Impact Public engagement event: https://www.leedsinspired.co.uk/collection/david-oluwale-50th
Start Year 2017
 
Description Creating to Survive: Art and Expression in the African Diaspora 
Form Of Engagement Activity A formal working group, expert panel or dialogue
Part Of Official Scheme? No
Geographic Reach National
Primary Audience Undergraduate students
Results and Impact Filled to maximum capacity, this student-facing event combined a series of poetry readings and play recitals with a sustained reflection on the implications of the "Why is my curriculum white?" campaign. As well as showcasing new performance poetry and playwork, this event offered time and space for students to discuss their experiences as undergraduates at the institution and their sense of the need for meaningful change. Others in the audience spoke of being new to the issues under examination and of gaining a new perspective as a result.

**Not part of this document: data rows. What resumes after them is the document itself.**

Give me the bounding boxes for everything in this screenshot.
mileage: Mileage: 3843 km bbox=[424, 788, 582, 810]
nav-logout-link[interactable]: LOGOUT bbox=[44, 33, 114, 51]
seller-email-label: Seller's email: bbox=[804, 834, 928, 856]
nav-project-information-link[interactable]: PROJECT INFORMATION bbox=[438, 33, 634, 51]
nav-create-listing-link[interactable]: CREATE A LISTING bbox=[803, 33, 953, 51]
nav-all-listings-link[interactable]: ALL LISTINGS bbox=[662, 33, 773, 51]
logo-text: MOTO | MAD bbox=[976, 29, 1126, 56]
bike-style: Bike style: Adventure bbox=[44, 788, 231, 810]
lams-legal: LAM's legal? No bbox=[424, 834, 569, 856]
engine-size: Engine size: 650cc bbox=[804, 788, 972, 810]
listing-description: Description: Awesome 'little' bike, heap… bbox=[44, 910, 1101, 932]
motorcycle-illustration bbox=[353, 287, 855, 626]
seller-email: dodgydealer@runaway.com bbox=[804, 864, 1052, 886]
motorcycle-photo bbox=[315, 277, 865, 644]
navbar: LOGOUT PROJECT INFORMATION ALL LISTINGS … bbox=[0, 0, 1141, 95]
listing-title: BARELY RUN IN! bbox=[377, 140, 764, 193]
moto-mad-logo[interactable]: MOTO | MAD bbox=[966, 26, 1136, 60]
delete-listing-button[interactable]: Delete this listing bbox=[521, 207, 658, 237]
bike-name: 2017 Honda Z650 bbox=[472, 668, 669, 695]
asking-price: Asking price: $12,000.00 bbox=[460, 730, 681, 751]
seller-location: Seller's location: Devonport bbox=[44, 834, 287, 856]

We are continuing to develop our departmental response to this significant event, and it is taking the form of substantial curriculum change at every level.
Year(s) Of Engagement Activity 2017
URL https://www.facebook.com/events/1460290434090107/
 
Description Poetry reading at Leeds Library with DOMA (David Oluwale Memorial Association) 
Form Of Engagement Activity Participation in an activity, workshop or similar
Part Of Official Scheme? No
Geographic Reach Regional
Primary Audience Public/other audiences
Results and Impact Hosted by the British Caribbean novelist Caryl Phillips, this evening of readings and talks focused on the life and death of the Nigerian stowaway David Oluwale. Details can be found on the website listed below. It includeds poems about migration, violence and home from Glyn Maxwell and Imtiaz Dharker, and it brought together a cross-section of the general public with an interest in the city's history, racism and antiracist movements, and literature. Significant local artists of African descent, including Corinne Baily Rae, were brought together by the event which thus strengthened community links and optimised opportunities for further work in coming year. Students from the university who attended the reading were also inspired by it to run the final open event of the network.
Year(s) Of Engagement Activity 2017
URL https://www.eventbrite.com/e/a-place-called-home-david-oluwales-leeds-an-evening-of-poetry-featuring...
 
Description Student Q & A with Caryl Phillips 
Form Of Engagement Activity A talk or presentation
Part Of Official Scheme? No
Geographic Reach Local
Primary Audience Undergraduate students
Results and Impact Held at the university's student union, this reading from Caryl Phillips was hosted by our undergraduate students and greatly galvanised the interest they and our postgraduates have in diasporic culture in general and our network in particular. While informal feedback voiced enthusiasm for the reading Phillips gave from his forthcoming novel, the question and answer session produced a distinctive account of Leeds's role in supporting writers of African descent since the 1960s. This account of everyday life in Leeds and its challenge or transformation through diasporic writing then inspired our final large event which focused on the "Why is my curriculum white?" campaign.